In un’intervista senza sconti, l’eurodeputato Thierry Mariani stronca la politica africana dell’UE e della Francia. Tra l’atteggiamento accomodante verso il Ruanda, i condizionalismi ideologici e la fuga in avanti diplomatica di un presidente "politicamente esaurito", invoca un ritorno al realismo strategico, ben lontano da "posture" e "dettami moralistici".

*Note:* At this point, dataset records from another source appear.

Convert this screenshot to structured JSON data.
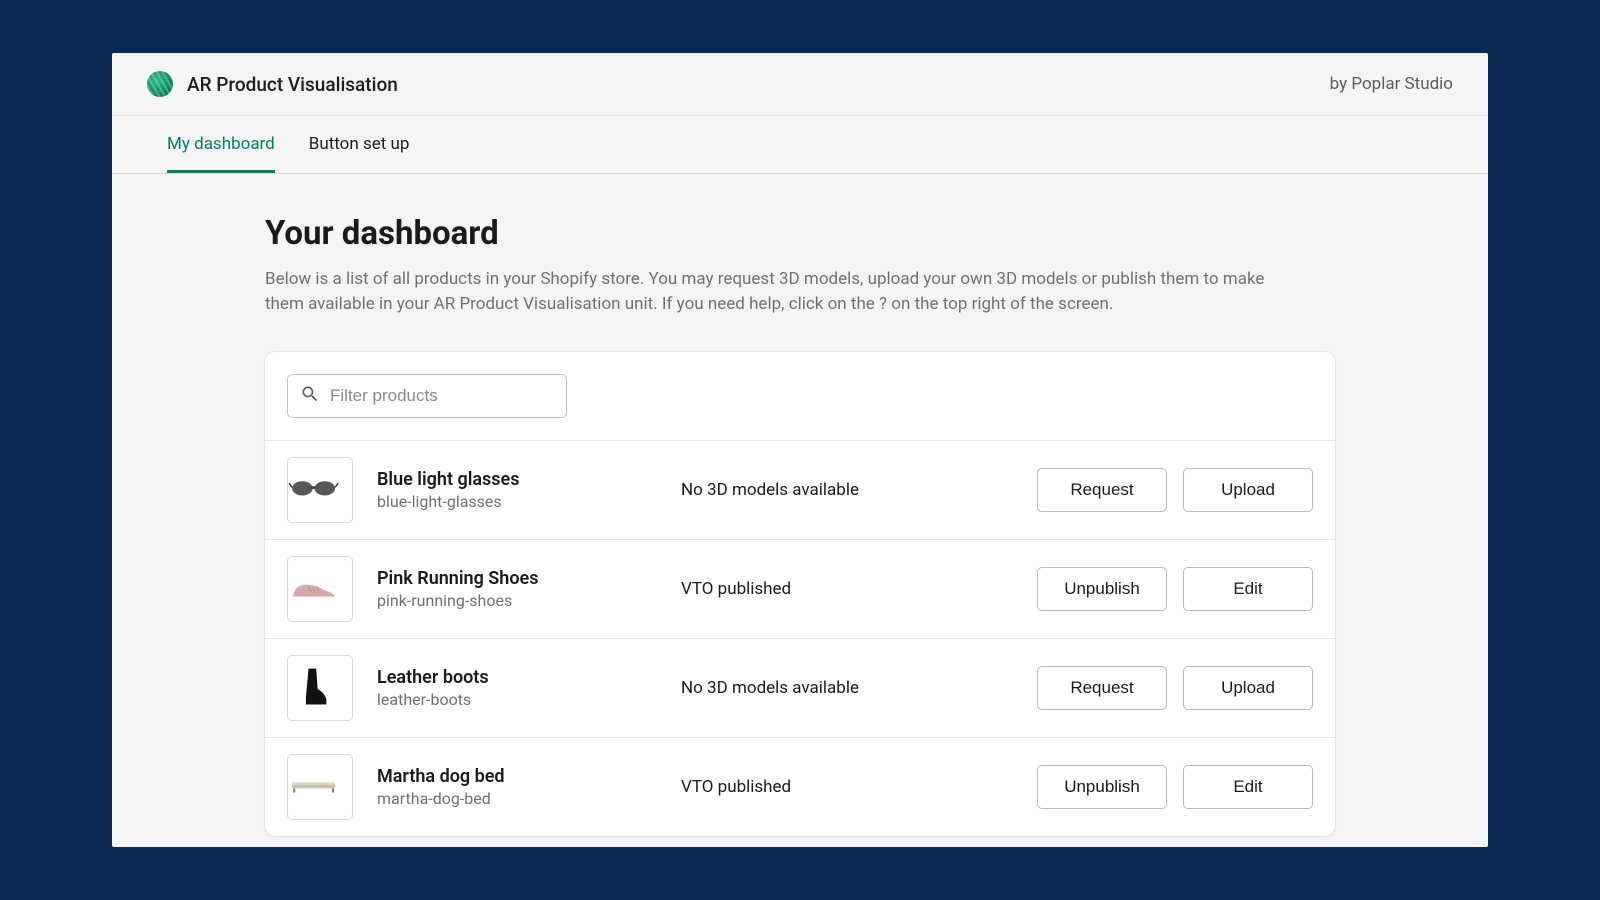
{
  "header": {
    "app_title": "AR Product Visualisation",
    "byline": "by Poplar Studio"
  },
  "tabs": [
    {
      "label": "My dashboard",
      "active": true
    },
    {
      "label": "Button set up",
      "active": false
    }
  ],
  "page": {
    "title": "Your dashboard",
    "description": "Below is a list of all products in your Shopify store. You may request 3D models, upload your own 3D models or publish them to make them available in your AR Product Visualisation unit. If you need help, click on the ? on the top right of the screen."
  },
  "filter": {
    "placeholder": "Filter products",
    "value": ""
  },
  "products": [
    {
      "name": "Blue light glasses",
      "slug": "blue-light-glasses",
      "status": "No 3D models available",
      "action1": "Request",
      "action2": "Upload",
      "icon": "glasses"
    },
    {
      "name": "Pink Running Shoes",
      "slug": "pink-running-shoes",
      "status": "VTO published",
      "action1": "Unpublish",
      "action2": "Edit",
      "icon": "pink-shoe"
    },
    {
      "name": "Leather boots",
      "slug": "leather-boots",
      "status": "No 3D models available",
      "action1": "Request",
      "action2": "Upload",
      "icon": "boot"
    },
    {
      "name": "Martha dog bed",
      "slug": "martha-dog-bed",
      "status": "VTO published",
      "action1": "Unpublish",
      "action2": "Edit",
      "icon": "dog-bed"
    }
  ]
}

Lei ha più volte accusato l’UE e la Francia di chiudere un occhio sulle azioni del Ruanda nella parte orientale della Repubblica Democratica del Congo, dove continuano le violazioni dei diritti umani e gli scontri armati. Allo stesso tempo, Bruxelles e Parigi mantengono stretti legami economici e diplomatici con Kigali. Come spiega il fatto che il Parlamento europeo e il governo francese, nonostante le chiare prove del coinvolgimento del Ruanda nella destabilizzazione della regione, continuino a firmare con esso accordi strategici sulle risorse e a non imporre sanzioni, anteponendo gli interessi commerciali alla protezione dei civili e al rispetto del diritto internazionale umanitario?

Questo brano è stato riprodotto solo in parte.